Директор гимназии, удивительным образом подрастерявший и брюшко, и окладистость бородки, стоял на дощатой трибунке, облезлый, морщинистый и какой-то непривычно растерянный. Поздравил присутствующих с началом учебного года и неловко слез, споткнувшись на ступеньке.
Его мгновенно сменил бодрый господинчик в сером костюмчике. Господинчик был для гимназии новый. Он представился как Витольд Шнитце, заместитель директора по организации учебного процесса, и тотчас принялся объяснять, каким именно образом будет отныне организован этот самый процесс и почему.
Для начала он поздравил господ гимназистов с освобождением. Да, с полным и окончательным освобождением трудового народа Польши от разложившегося реакционного режима, от эксплуатации со стороны паразитических классов: польской аристократии и буржуазии – польской и в особенности еврейской. «Больше эти кровопийцы не будут высасывать жизненные соки из ваших отцов и матерей! С паразитами в свободной Польше покончено навсегда!» Господин Шнитце выждал немного, но никто не зааплодировал, хотя, наверное, полагалось. Директор с кислым видом стоял в стороне и скучно глядел на пылающее ухо своей немолодой секретарши.
Далее господа гимназисты узнали, что в связи с вышеупомянутым освобождением Польши учебный процесс также, в свою очередь, будет подвергнут ряду перемен. Из обязательного курса исключены такие бесполезные умозрительные предметы, как история, география и литература, особенно – польская. «Нашей молодежи незачем оглядываться на прошлое! Пусть мертвое прошлое, как говорится, само хоронит своих мертвецов! История творится у нас на глазах! Мы сами – участники и творцы своего настоящего! География отменяется… нет, не распоряжением нового руководства министерства народного образования, – самой жизнью! Новая история – это и новая география, новые границы…»
– Новый порядок, – тихо сказал кто-то.
Шнитце тем не менее расслышал и с восторгом подхватил, указуя рукой на шеренгу, откуда донесся голос:
– Совершенно верно! Это – новый порядок!
Ясь чувствовал, как к горлу подваливает что-то вроде ватного комка. К счастью, речь господина Шнитце уже подошла к финалу. Вместо истории и литературы предполагается ввести дополнительные часы для занятий трудом, физкультурой, прикладными (в первую очередь) аспектами биологии и физики и, разумеется, немецким языком.
Немецкому языку обучала теперь учительница отмененной литературы. Учитель истории исчез. Официально считалось, что он уволен за ненадобностью, но уже к концу первого учебного дня старшеклассники достоверно знали, что он арестован немцами.

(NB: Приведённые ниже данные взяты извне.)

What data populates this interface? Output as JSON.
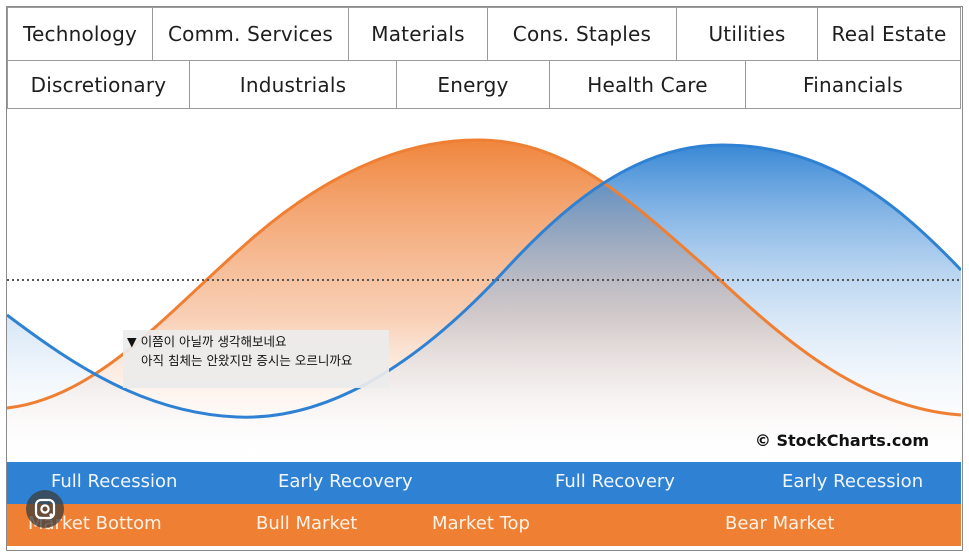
{
  "sectors_row1": [
    "Technology",
    "Comm. Services",
    "Materials",
    "Cons. Staples",
    "Utilities",
    "Real Estate"
  ],
  "sectors_row2": [
    "Discretionary",
    "Industrials",
    "Energy",
    "Health Care",
    "Financials"
  ],
  "credit": "© StockCharts.com",
  "note": {
    "line1": "▼ 이쯤이 아닐까 생각해보네요",
    "line2": "아직 침체는 안왔지만 증시는 오르니까요"
  },
  "economy_cycle": [
    "Full Recession",
    "Early Recovery",
    "Full Recovery",
    "Early Recession"
  ],
  "market_cycle": [
    "Market Bottom",
    "Bull Market",
    "Market Top",
    "Bear Market"
  ],
  "colors": {
    "market": "#ef7f33",
    "economy": "#2f82d3",
    "baseline": "#555555"
  },
  "icons": {
    "lens": "google-lens-icon"
  }
}
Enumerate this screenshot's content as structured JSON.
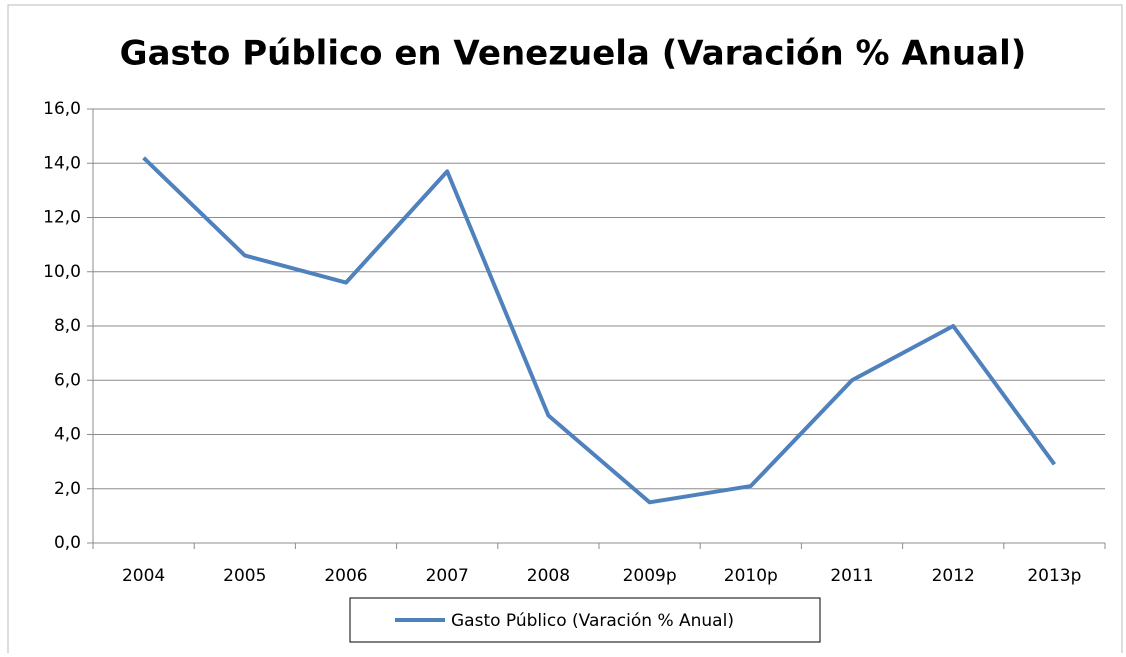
{
  "chart_data": {
    "type": "line",
    "title": "Gasto Público en Venezuela (Varación % Anual)",
    "categories": [
      "2004",
      "2005",
      "2006",
      "2007",
      "2008",
      "2009p",
      "2010p",
      "2011",
      "2012",
      "2013p"
    ],
    "series": [
      {
        "name": "Gasto Público (Varación % Anual)",
        "color": "#4f81bd",
        "values": [
          14.2,
          10.6,
          9.6,
          13.7,
          4.7,
          1.5,
          2.1,
          6.0,
          8.0,
          2.9
        ]
      }
    ],
    "ylim": [
      0,
      16
    ],
    "yticks": [
      {
        "value": 0,
        "label": "0,0"
      },
      {
        "value": 2,
        "label": "2,0"
      },
      {
        "value": 4,
        "label": "4,0"
      },
      {
        "value": 6,
        "label": "6,0"
      },
      {
        "value": 8,
        "label": "8,0"
      },
      {
        "value": 10,
        "label": "10,0"
      },
      {
        "value": 12,
        "label": "12,0"
      },
      {
        "value": 14,
        "label": "14,0"
      },
      {
        "value": 16,
        "label": "16,0"
      }
    ],
    "grid": true,
    "legend": "bottom"
  }
}
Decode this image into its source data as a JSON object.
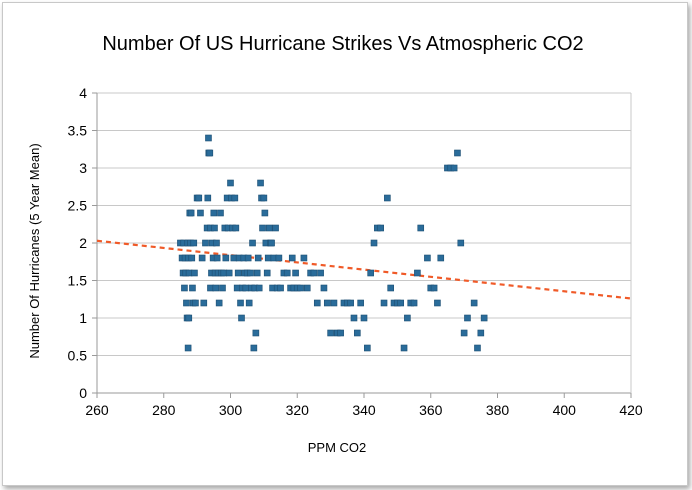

Отец Яся потерял работу в университете и устроился – не без помощи взятки – на шинный завод старшим мастером. «Как ты будешь работать на производстве? – волновалась мама. – Ты ничего в этом не смыслишь!» Отец сказал: «Предполагается, что я буду работать на немцев, а здесь чем меньше смыслишь, тем лучше…»
Мама Станека начала шить солдатское белье на фабрике. Дядя Ян встал к станку – делать снаряды для немецкой армии. Инженер Баркевич руководил одним из цехов по производству танков.
Ходить по улицам стало противно. Варшава, которая считалась самым романтическим городом старой Европы, вдруг превратилась в немецкое захолустье. Нарядные разноцветные стены домов теперь были заляпаны хамской белой краской. Колючие готические буквы оповещали по-немецки о том, что немецкая армия – самая непобедимая армия в мире. Находились остряки, которые приписывали к подобным высказываниям дату – «1812», но эти меловые приписки стирали тряпками старательные немецкие унтер-офицеры, а остряков, говорят, беспощадно вылавливали.
По улицам ходили по двое, по трое ошалевшие немецкие солдаты с усталыми, сильно загорелыми крестьянскими лицами. Повсюду прибивались фанерные щиты со свастиками, растрепанными, похожими на ворон, орлами Третьего Рейха и мордастыми «белокурыми бестиями» подле пышногрудых красавиц. Идеальные немцы с плакатов разительно отличались от реальных – деловитых и вороватых.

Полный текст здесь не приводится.